Les élus alsaciens ouvrent la voie au référendum sur la fusion de leurs collectivités

Élus

Les élus des conseils généraux et régional alsaciens ont confirmé vendredi 25 janvier 2013 à une large majorité leur volonté de fusionner leurs trois collectivités d’ici 2015 et de soumettre le projet à un référendum dans la région le 7 avril.

« C’est un processus historique, qui jamais pour l’instant n’a été initié dans notre pays », a souligné le président du conseil régional, Philippe Richert (UMP), qui s’est félicité que le gouvernement actuel n’ait « jamais mis de difficultés » pour la poursuite de ce projet initié sous la présidence de Nicolas Sarkozy, dans une région largement dominée par la droite.

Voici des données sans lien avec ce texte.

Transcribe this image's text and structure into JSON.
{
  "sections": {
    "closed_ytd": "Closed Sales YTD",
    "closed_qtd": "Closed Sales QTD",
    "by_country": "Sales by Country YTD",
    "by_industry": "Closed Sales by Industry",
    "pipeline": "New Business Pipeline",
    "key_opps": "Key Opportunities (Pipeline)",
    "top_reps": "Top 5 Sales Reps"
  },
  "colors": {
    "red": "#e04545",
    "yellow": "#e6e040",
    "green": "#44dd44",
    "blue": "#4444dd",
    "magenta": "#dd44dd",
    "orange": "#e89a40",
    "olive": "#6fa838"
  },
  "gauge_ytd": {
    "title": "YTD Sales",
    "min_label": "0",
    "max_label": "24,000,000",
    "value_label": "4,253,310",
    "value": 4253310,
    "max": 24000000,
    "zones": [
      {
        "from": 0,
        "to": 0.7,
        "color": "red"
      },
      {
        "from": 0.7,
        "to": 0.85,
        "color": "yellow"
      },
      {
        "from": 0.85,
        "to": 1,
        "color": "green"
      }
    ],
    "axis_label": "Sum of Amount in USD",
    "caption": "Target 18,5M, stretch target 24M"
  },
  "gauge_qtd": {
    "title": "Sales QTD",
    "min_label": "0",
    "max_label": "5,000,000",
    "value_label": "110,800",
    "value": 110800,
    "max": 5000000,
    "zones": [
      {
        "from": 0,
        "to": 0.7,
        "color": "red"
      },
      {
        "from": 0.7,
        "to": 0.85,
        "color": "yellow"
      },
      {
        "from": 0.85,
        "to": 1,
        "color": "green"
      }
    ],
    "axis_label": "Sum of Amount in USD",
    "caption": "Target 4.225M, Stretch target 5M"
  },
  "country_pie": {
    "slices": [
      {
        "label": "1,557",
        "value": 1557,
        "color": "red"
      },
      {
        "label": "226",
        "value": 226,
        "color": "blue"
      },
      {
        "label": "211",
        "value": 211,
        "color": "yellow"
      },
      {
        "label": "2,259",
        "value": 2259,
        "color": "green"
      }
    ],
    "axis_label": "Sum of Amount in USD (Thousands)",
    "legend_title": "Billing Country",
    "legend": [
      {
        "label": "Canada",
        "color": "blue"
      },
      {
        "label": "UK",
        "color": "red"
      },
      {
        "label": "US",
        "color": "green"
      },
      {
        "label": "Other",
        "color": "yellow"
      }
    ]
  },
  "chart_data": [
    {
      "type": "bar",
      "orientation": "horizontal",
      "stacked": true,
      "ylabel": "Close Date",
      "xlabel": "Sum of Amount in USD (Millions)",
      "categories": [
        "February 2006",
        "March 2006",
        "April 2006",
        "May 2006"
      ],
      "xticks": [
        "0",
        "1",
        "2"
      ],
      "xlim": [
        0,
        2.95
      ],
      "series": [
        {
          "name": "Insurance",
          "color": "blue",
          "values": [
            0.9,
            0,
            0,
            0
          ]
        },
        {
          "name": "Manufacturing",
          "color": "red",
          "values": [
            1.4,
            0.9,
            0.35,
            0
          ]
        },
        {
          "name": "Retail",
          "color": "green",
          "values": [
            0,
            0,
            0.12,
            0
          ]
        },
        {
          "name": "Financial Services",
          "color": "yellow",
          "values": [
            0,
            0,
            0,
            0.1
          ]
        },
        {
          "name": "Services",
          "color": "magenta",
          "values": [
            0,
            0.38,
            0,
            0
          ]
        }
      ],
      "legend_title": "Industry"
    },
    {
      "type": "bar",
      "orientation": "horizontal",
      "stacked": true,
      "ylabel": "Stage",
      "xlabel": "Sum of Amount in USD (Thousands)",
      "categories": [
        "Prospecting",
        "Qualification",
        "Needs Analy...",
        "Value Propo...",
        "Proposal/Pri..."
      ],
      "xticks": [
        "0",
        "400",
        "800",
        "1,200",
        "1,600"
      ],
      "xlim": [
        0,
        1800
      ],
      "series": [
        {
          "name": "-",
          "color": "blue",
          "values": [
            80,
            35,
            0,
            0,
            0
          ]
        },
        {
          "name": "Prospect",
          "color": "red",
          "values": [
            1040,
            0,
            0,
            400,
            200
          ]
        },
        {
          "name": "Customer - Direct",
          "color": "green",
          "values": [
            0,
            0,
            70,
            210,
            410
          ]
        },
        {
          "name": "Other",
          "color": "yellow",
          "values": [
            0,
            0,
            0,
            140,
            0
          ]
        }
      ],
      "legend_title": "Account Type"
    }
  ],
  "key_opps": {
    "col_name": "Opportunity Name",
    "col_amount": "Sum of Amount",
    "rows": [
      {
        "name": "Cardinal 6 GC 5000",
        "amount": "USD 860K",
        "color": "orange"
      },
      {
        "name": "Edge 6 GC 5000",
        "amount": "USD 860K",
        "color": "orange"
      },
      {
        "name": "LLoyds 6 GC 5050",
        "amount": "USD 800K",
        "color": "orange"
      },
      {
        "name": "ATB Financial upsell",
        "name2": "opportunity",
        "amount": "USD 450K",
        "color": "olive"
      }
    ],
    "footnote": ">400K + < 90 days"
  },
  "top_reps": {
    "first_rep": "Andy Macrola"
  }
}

Les conseillers généraux du Bas-Rhin et du Haut-Rhin, réunis respectivement à Strasbourg et Colmar, et les conseillers régionaux réunis à Strasbourg, ont voté vendredi 25 janvier 2013 en faveur de deux délibérations.

La première entérine le projet d’une collectivité territoriale unique et la seconde définit les modalités de la consultation des électeurs alsaciens.

En additionnant les votes des 122 élus des trois assemblées, la première délibération a réuni 101 voix favorables, 11 abstentions et 10 voix contre, tandis que la seconde a recueilli 102 voix pour, 13 abstentions et 7 voix contre.

Ces délibérations doivent désormais être transmises au gouvernement, lequel doit valider la date et les modalités du référendum, qui sera organisé matériellement par l’État mais financé par les trois collectivités (pour un coût estimé à quelque 1,8 million d’euros).

En cas de succès du « oui » (qui devra recueillir la majorité absolue des suffrages exprimés et atteindre au moins le seuil de 25 % des électeurs inscrits dans chaque département), un projet de loi devra ensuite être élaboré puis examiné par le Parlement, avant une mise en place souhaitée en 2015 de la collectivité territoriale d’Alsace.

Les objectifs de la fusion des conseils généraux et régional sont ambitieux. Il s’agit tout d’abord de simplifier le millefeuille administratif actuel et de réaliser des économies de fonctionnement par des mutualisations de moyens.

Ses promoteurs estiment aussi que cette fusion permettra de redynamiser la plus petite des régions françaises en superficie face à ses puissantes voisines allemandes et suisses. Ils espèrent également obtenir à cette occasion de nouvelles compétences aujourd’hui confiées à l’État.